В своих предсмертных записках Лев вспоминал атмосферу тех лет в Баку: «Мой отец в ту пору был миллионером, и в нашем городе, точь-в-точь как где-нибудь на американском Диком Западе, было полным-полно бандитов и грабителей, которые жаждали заполучить для своих собственных целей хотя бы некоторую часть его миллионов. В то время очень часто похищали детей, ведь никому кроме родителей до этого не было дела. В результате растить и охранять детей стали так, как в Европе и не слыхивали, — там даже за королевскими детьми следят меньше».
Семья Асадуллаевых, которая была дружна с Нусимбаумами, как раз стала объектом внимания со стороны вымогателей — похитителей детей. Банин Асадуллаева вспоминала, что ее деда дважды похищали в Баку и дважды отпускали — за огромный выкуп. Лев так описывает свой обычный эскорт: «Они стоят у меня перед глазами, эти трое, наши слуги, которые бежали чуть позади меня, когда я учился ездить на лошади. А четвертый сам ехал верхом с оружием в руках, он следовал за мной с сосредоточенным, воинственным выражением на лице. Прохожие останавливались и начинали улыбаться. Я думал тогда, что они улыбаются потому, что хорошо относятся ко мне, и я также отвечал им улыбкой. На самом деле их улыбки были презрительными. Куда позже я узнал, что у нас в городе ходили сплетни, будто моя гувернантка, внушительная немка по имени Алиса, бежала следом за моей лошадью, держа ее за хвост… И сейчас перед моим взором возникает этот бледный мальчик в великолепном черкесском одеянии, и я тоже испытываю презрение к этому тепличному растению, возросшему на миллионах, полученных на нефти… Разумеется, все это было не столько смешно, сколько трагично: ребенок становился узником, которого охраняли врачи и телохранители. Мне даже не разрешали самому подниматься по лестнице на верхний этаж нашего дома — меня бережно нес на руках наш слуга-евнух».

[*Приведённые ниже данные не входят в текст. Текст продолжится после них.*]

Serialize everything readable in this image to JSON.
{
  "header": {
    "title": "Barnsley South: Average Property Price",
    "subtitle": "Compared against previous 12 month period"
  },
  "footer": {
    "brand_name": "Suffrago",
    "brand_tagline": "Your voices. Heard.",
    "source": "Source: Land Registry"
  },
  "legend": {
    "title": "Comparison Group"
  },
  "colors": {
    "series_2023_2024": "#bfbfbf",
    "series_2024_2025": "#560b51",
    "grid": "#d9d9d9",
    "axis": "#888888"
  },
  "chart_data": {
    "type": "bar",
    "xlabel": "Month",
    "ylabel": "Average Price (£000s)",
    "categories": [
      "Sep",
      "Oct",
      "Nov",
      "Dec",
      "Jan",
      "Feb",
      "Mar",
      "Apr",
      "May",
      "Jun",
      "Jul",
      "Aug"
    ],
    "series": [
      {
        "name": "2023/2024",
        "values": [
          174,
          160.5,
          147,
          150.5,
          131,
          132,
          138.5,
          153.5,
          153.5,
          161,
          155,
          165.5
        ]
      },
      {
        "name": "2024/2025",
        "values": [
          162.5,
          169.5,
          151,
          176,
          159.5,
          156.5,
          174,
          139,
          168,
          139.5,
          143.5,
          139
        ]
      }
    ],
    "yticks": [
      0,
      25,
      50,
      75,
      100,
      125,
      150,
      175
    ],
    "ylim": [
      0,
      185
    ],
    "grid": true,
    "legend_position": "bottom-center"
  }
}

Окруженный учителями, слугами, игрушками, но лишенный друзей ребенок оказался еще более изолированным от окружающего мира после того, как ему неправильно диагностировали сердечное заболевание — отец стал еще сильнее волноваться за сына. После смерти матери отец нанял фрау Шульте, немку-гувернантку, которая стала для Льва практически приемной матерью и с восторгом играла эту роль до самого конца, несмотря на все перипетии их жизни. Ее имя «Алиса» Лев превратил в «Али». Фрау Шульте вспоминала, что он пошел в школу только восьми лет, хотя большинство детей его круга отправляли учиться с четырех. Его же обучали домашние учителя.
Глава 3. Путь на Восток
Восток не был для Льва далекой, сказочной страной: он с детства видел вокруг себя горских евреев и потомков крестоносцев, с жадностью читал исторические сочинения и слушал местные легенды. Революция 1917 года поначалу отодвинула на задний план увлечение восточной экзотикой, но она же забросила его на настоящий Восток — в красные пески Туркестана и глинобитные крепости Персии. Воспоминания об этих путешествиях принесли Льву известность, несмотря на то что художественный вымысел преобладает там над реальностью. Это обстоятельство заставило меня поначалу с большим скептицизмом отнестись к его документальным произведениям, опубликованным под псевдонимом Эсад-бей. «Правду можно узнать только из блокнота полицейского» — так выразился сам Лев на первых страницах своих воспоминаний. Однако, изучив его биографию, я обнаружил, что самые неправдоподобные эпизоды его книг оказываются на деле правдой: описываемое он пережил сам, узнал от кого-то из родственников или друзей или почерпнул из какого-нибудь турецкого или немецкого журнала. Гораздо меньше можно доверять как раз обычным анкетным данным, которые Лев приводил о себе: имя, национальность, гражданство.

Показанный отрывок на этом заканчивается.